そこはワイングラス使ってくださいよまったく!ここにもあるんですから!!
「んっま!泥臭さとか全然わからん……美味すぎ!!」
全員にフライが行き渡ったので、俺も揚げたてを齧る。
ちょいと酸味の効いたソースがアクセントになって、無茶苦茶美味い。
ブラックバスは不味いなんて聞いていたが……この白身の甘さときたらどうだ?
この騒動始まってから食ってないし、そのせいもあってより美味く感じるのかもしれんなあ!
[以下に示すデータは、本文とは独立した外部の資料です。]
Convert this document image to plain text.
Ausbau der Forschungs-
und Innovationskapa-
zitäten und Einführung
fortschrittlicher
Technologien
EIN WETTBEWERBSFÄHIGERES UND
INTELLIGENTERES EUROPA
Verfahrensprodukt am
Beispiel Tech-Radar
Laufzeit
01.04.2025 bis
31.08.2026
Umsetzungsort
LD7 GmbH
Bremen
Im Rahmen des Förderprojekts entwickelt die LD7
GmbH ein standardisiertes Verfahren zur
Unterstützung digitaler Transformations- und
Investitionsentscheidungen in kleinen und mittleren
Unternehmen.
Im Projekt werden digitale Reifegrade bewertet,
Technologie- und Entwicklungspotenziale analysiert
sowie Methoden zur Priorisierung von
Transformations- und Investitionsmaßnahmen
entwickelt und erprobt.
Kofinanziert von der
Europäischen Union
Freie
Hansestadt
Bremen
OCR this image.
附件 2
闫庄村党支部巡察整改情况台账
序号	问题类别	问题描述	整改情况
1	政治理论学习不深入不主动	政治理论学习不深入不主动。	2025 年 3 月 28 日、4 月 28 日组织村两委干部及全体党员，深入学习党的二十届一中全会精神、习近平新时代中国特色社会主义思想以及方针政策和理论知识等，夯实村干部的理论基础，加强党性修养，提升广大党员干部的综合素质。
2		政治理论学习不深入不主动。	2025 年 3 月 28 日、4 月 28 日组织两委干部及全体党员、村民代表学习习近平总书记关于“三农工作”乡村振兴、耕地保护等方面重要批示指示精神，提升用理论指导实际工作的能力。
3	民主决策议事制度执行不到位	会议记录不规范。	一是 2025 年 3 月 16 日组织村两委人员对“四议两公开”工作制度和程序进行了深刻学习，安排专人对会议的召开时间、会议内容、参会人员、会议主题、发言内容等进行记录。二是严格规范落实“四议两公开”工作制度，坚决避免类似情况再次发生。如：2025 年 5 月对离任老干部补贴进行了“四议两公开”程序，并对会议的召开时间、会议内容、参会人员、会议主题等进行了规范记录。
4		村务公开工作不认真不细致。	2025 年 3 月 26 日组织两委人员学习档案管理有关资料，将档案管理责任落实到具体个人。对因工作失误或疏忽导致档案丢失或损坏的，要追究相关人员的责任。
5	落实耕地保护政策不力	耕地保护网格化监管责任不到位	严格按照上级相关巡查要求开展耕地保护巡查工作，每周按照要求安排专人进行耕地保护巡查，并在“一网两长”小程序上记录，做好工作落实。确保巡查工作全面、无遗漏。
「『ん~!まさか日本でまたフィッシュバーガーが食べられるなんて!』」「『イチローに感謝ね!感謝!もーう、なんでもしてあげちゃうっ!!』」
キャシディさんとエマさんは、自家製のパンに挟んだ即席フィッシュバーガーが気に入ったようだ。
「ソラ、美味いか?」
「んみゃ、んみゃ、んなぁ!」
焼いて冷ました切り身を頬張るソラは、『美味しい!』とでも言うように鳴いた。
ははは、そうかそうか。
サクラもなーちゃんも、尻尾を振りながら喜んで食べている。
2匹とも魚が好きなんて変な犬だなあ。
まあ、いいけど。
「ンフフ……白身の魚は白ワインがよく合う……ンフフフ」
すっかり酔っぱらったアニーさんも上機嫌だ。
それ2本目ですよね?知らねえぞ二日酔いになっても!
「にいちゃん!どんどん揚げよどんどん!」
「応よ!第三陣がそろそろ出来上がるからな~!お代わりが欲しい人は集合しろ~!!」
子供たちが何人かやってくる。
食え食え、好きなだけ食って大きくなるんだぞ~!
「田中野さん!美味いッスねえ~!ここの水路だけじゃなく、将来的には学校のプールを生け簀にしましょうよ~!!」
フライに舌鼓を打つ大木くんが上機嫌だ。
冗談めかして言ってるけど、コイツはいつか作りそうで怖い。
いや、いいんだけど過労死には本当に気を付けろよな。
この世界でその死因は笑いものになるぞ。
「おじちゃんも食べてる~?」
「おう、葵ちゃんはどうだ?おいしいか?」
「うん!もうおなか、いっぱい~!」
言葉通りにお腹をぽんぽこにした葵ちゃんが、笑って抱き着いてきた。
いい笑顔だ、やっぱり子供には笑顔が一番だなあ!
「おじちゃん、なんでもできるねえ!すごい!」
「なんでもはできないよ、できることだけ」
「それでも、すごいよ~!わたしも、大きくなったらおじちゃんみたいなひとになりたいな~!」
……それは、うん、どうだろうか?
キミはもうちょっとこう、ね?俺みたいなネジ外れヒューマンにならないようにしような!
その方がきっと幸せだぞ?
「はははは……そっかあ」
だが、流石にこの状況でそれは言えないので頭を撫でることにした。
「えへ~」
葵ちゃんが、いや……ここの子たちがいつまでも幸せでいられればいいなあ……
そんなことを、俺はいるかもわからない神サマ的なアレに祈るのだった。